Por ser uma empresa muito grande, estruturada e burocratizada, Camargo Neto defende que a Embrapa precisa ser “sacudida, receber uma orientação e modernização”. “Para que os novos presidentes e diretores (da Embrapa) sigam essas orientações, para que promova as mudanças”, complementou.

O ex-secretário de Produção e Comércio do Ministério da Agricultura também aponta que, ao longo de seus 50 anos, a Embrapa produziu muito, teve quase R$ 4 bilhões investidos, mas, nos últimos anos, “deixou a desejar”. “Perguntamos para cerca de 20 pesquisadores e houve convergência, eles disseram que há burocracia demais, que os pesquisadores estavam com dificuldades (por conta das burocracias), que limitava eles por Brasília”.

Um dos pesquisadores consultados foi Zander Navarro, professor do programa de pós-graduação em Desenvolvimento Rural da Universidade Federal do Rio Grande do Sul.

O documento que Zander Navarro entregou ao grupo de trabalho com as respostas ao questionário foi intitulado por ele de “O Brasil precisa de outra Embrapa”.

Ele vai direto ao ponto: afirma que é preciso “aceitar, como inequívoco e sem tergiversações, a situação de crise ora experimentada pela Embrapa – ainda que latente e sem visibilidade pública”.

O professor diz ainda que “são numerosos os aspectos, processos, tendências, atividades e o mau funcionamento de estruturas internas que poderiam ser citados para indicar, sem nenhuma dúvida, a sua influência deletéria no cotidiano da estatal”.

A Embrapa, “há um bom tempo”, tem sido incapaz de definir a sua estratégia institucional, segundo o especialista.

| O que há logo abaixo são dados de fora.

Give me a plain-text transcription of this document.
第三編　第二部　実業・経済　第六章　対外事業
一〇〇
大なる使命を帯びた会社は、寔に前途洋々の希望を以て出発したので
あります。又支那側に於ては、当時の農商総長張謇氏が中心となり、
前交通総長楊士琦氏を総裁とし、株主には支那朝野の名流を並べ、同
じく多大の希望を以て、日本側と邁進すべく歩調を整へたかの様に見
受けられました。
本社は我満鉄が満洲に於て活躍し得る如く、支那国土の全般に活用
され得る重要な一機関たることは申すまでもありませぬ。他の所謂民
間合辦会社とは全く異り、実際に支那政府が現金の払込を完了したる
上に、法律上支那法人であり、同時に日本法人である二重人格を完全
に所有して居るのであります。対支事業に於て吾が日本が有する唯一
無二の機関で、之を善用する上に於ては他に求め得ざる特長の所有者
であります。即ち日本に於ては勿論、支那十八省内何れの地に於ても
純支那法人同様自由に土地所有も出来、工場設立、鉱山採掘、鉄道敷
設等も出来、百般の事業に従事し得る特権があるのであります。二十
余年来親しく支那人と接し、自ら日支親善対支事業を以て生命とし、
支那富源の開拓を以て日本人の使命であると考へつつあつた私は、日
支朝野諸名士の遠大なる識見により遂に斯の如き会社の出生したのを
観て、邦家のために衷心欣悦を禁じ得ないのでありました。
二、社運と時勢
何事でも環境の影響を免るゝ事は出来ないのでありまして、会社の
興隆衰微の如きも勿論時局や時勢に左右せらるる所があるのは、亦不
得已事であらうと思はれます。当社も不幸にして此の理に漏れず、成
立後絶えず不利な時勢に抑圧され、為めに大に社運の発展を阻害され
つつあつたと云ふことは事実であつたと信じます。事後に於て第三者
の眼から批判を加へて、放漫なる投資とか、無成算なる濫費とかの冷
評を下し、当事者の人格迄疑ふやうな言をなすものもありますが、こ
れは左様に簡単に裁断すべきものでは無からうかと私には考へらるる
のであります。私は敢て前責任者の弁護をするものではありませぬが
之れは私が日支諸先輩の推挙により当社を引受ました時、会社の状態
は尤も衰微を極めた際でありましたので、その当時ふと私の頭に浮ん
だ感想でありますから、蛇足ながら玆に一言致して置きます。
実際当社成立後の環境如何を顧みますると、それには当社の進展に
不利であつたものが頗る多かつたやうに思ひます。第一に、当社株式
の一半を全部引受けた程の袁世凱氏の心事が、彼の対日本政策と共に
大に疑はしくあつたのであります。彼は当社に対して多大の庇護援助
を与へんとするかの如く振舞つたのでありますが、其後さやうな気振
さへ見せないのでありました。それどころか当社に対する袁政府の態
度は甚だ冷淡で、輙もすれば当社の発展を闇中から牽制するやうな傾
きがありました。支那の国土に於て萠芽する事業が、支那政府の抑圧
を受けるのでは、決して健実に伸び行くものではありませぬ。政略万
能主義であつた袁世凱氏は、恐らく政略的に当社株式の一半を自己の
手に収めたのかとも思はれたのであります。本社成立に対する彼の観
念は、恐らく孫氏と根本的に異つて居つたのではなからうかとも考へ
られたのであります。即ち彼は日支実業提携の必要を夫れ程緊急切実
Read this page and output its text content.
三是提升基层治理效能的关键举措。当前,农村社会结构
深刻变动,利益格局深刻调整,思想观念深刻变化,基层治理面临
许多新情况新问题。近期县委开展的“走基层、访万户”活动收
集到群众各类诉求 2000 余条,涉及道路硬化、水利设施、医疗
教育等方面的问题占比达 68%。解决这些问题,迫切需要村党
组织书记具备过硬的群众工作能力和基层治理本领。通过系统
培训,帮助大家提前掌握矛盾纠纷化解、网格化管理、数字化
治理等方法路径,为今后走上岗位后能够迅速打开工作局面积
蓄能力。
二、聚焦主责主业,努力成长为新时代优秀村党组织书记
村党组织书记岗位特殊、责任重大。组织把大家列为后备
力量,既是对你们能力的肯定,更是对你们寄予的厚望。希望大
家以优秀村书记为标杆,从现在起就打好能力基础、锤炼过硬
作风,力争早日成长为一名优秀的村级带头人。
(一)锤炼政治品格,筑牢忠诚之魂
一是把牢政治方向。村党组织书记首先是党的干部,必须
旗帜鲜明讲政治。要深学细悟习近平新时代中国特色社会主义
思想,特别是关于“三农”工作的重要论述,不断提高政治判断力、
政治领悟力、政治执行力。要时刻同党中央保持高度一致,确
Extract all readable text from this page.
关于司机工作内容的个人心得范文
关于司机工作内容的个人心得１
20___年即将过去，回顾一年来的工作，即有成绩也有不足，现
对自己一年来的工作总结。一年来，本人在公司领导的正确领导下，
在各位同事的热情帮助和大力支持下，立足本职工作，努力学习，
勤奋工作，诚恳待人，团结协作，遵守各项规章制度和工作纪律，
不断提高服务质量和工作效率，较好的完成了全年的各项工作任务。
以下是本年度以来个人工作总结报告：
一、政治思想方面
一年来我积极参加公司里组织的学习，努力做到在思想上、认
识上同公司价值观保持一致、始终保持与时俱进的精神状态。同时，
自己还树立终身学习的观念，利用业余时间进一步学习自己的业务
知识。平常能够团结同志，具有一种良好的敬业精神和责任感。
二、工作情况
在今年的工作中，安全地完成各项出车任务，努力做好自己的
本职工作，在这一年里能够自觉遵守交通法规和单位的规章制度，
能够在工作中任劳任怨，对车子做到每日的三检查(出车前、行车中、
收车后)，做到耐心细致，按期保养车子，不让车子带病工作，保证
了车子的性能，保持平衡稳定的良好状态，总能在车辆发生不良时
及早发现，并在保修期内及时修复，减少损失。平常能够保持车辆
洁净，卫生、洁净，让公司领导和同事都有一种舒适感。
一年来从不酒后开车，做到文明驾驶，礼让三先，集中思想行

A estatal não é capaz de afirmar publicamente quais seriam as suas diretrizes de pesquisa (justificando-as) (…) a estrutura e distribuição espacial das unidades é totalmente obsoleta (…), há um aspecto quase totalmente desconhecido pela sociedade externa à Embrapa, embora crucial para explicar os seus impasses atuais que refere-se à substituição de dois terços dos pesquisadores em período aproximado de quinze anos

Zander Navarro

O peso da folha de pagamentos

Também diz que a Embrapa gasta quase todo o seu orçamento com o pagamento de salários — pelo menos 90% do total.

E, como resultado, “considerados os demais gastos correntes, praticamente não existem fundos para o desenvolvimento de sua missão principal – realizar pesquisas (…) a estatal se tornou fortemente disfuncional e nitidamente periférica em relação à economia agropecuária brasileira”.

Empresa não lidera pesquisa agronômica no Brasil

Dados levantados pela professora da Unb Connie McManus apontam que de fato a Embrapa não é a líder em pesquisa agronômica no Brasil.

Irlandesa naturalizada brasileira com mestrado em Oxford e pós-doutorado em Sydney, ela é ex-diretora de Relações Internacionais da Coordenação de Aperfeiçoamento de Pessoal de Nível Superior (Capes), principal órgão de pesquisa do país.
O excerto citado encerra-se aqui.